Les marches, hautes et irrégulières, devenaient glissantes sous la pluie, la boue ou la neige. Les détenus, déjà affaiblis par la faim et les coups, devaient y circuler en masse, serrés les uns contre les autres. Le manque d’espace supprimait toute possibilité d’équilibre ou d’évitement.

Chargés de blocs de granit pesant parfois plus que leur propre corps, les prisonniers avançaient lentement. Chaque pas exigeait un effort extrême. Le regard fixé au sol, ils savaient qu’un faux mouvement suffisait pour chuter. Tomber signifiait souvent entraîner d’autres corps dans la descente.

Les accidents n’étaient pas des exceptions, mais une conséquence prévisible du lieu. Glissades, collisions, chutes en cascade : l’escalier transformait la foule en piège. Les cris, le bruit sourd des pierres et des corps résonnaient contre les parois de la carrière.
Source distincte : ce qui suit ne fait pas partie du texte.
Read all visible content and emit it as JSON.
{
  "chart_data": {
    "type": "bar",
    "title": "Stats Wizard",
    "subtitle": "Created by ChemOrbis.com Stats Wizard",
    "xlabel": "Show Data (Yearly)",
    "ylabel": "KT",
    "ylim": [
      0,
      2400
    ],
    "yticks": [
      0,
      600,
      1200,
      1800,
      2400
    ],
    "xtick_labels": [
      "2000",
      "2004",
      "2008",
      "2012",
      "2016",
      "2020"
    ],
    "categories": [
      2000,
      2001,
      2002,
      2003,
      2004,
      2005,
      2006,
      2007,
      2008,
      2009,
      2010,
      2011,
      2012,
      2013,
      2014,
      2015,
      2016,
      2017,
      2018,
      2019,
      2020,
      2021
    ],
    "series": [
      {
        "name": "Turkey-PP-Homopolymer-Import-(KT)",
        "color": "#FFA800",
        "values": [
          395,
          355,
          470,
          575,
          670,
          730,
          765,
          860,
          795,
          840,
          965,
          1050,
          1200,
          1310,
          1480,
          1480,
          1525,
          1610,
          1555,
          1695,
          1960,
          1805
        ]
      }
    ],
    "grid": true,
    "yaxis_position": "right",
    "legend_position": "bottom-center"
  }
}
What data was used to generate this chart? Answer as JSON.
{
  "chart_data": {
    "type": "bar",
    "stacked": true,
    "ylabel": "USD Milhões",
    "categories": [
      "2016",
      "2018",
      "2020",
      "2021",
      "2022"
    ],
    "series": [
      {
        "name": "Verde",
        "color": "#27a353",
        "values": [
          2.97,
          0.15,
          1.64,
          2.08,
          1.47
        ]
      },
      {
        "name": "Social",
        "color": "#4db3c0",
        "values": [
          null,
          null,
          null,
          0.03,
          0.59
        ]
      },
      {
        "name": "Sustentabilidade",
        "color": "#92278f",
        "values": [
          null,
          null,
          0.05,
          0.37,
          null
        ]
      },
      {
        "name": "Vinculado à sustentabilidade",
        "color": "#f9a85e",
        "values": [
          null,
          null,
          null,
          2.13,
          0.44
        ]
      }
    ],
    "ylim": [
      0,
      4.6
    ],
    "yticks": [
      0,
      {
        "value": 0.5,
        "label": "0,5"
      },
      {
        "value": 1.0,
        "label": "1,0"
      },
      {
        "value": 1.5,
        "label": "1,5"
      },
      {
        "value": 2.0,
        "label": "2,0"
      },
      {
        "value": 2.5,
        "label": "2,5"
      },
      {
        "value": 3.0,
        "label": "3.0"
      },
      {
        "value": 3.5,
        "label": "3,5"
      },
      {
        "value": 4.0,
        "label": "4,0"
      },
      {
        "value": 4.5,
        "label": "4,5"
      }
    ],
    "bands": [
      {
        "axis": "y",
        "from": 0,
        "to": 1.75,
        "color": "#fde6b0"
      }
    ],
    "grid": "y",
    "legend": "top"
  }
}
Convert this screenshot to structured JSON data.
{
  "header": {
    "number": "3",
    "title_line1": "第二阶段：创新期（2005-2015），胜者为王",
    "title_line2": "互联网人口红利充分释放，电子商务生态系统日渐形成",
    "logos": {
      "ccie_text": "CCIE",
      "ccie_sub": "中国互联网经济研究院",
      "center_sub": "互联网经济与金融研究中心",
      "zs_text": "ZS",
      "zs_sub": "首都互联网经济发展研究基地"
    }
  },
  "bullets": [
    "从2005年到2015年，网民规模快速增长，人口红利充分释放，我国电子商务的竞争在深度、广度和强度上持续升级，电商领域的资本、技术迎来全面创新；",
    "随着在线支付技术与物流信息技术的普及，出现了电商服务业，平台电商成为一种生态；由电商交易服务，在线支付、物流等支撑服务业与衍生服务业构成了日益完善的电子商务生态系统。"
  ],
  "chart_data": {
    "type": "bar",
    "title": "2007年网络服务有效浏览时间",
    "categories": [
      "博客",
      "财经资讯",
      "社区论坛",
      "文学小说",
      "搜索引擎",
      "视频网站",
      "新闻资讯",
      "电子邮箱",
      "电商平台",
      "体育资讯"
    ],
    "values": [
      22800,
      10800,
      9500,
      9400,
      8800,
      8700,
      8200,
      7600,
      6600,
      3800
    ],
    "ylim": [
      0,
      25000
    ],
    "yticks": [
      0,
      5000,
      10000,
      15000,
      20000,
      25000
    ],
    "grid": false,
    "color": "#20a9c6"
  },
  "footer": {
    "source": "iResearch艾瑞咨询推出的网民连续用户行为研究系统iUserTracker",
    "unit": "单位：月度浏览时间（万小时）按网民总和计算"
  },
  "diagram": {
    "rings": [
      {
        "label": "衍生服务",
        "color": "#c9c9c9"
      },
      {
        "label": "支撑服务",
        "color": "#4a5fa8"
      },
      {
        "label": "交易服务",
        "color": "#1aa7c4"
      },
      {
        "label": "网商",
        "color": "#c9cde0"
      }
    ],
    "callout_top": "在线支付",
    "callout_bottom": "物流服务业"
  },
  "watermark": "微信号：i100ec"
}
La peur augmentait à mesure que l’on montait. Plus les jambes tremblaient, plus l’esprit se remplissait d’angoisse. Chaque marche franchie rappelait la fragilité de la vie dans cet environnement où l’erreur n’était pas tolérée.

Ainsi, l’escalier du Wiener Graben incarnait une autre forme de violence. Sans arme, sans coup direct, le terrain lui-même devenait instrument de mort. Un rappel brutal que, dans ce système, même l’espace était conçu pour rendre l’accident inévitable.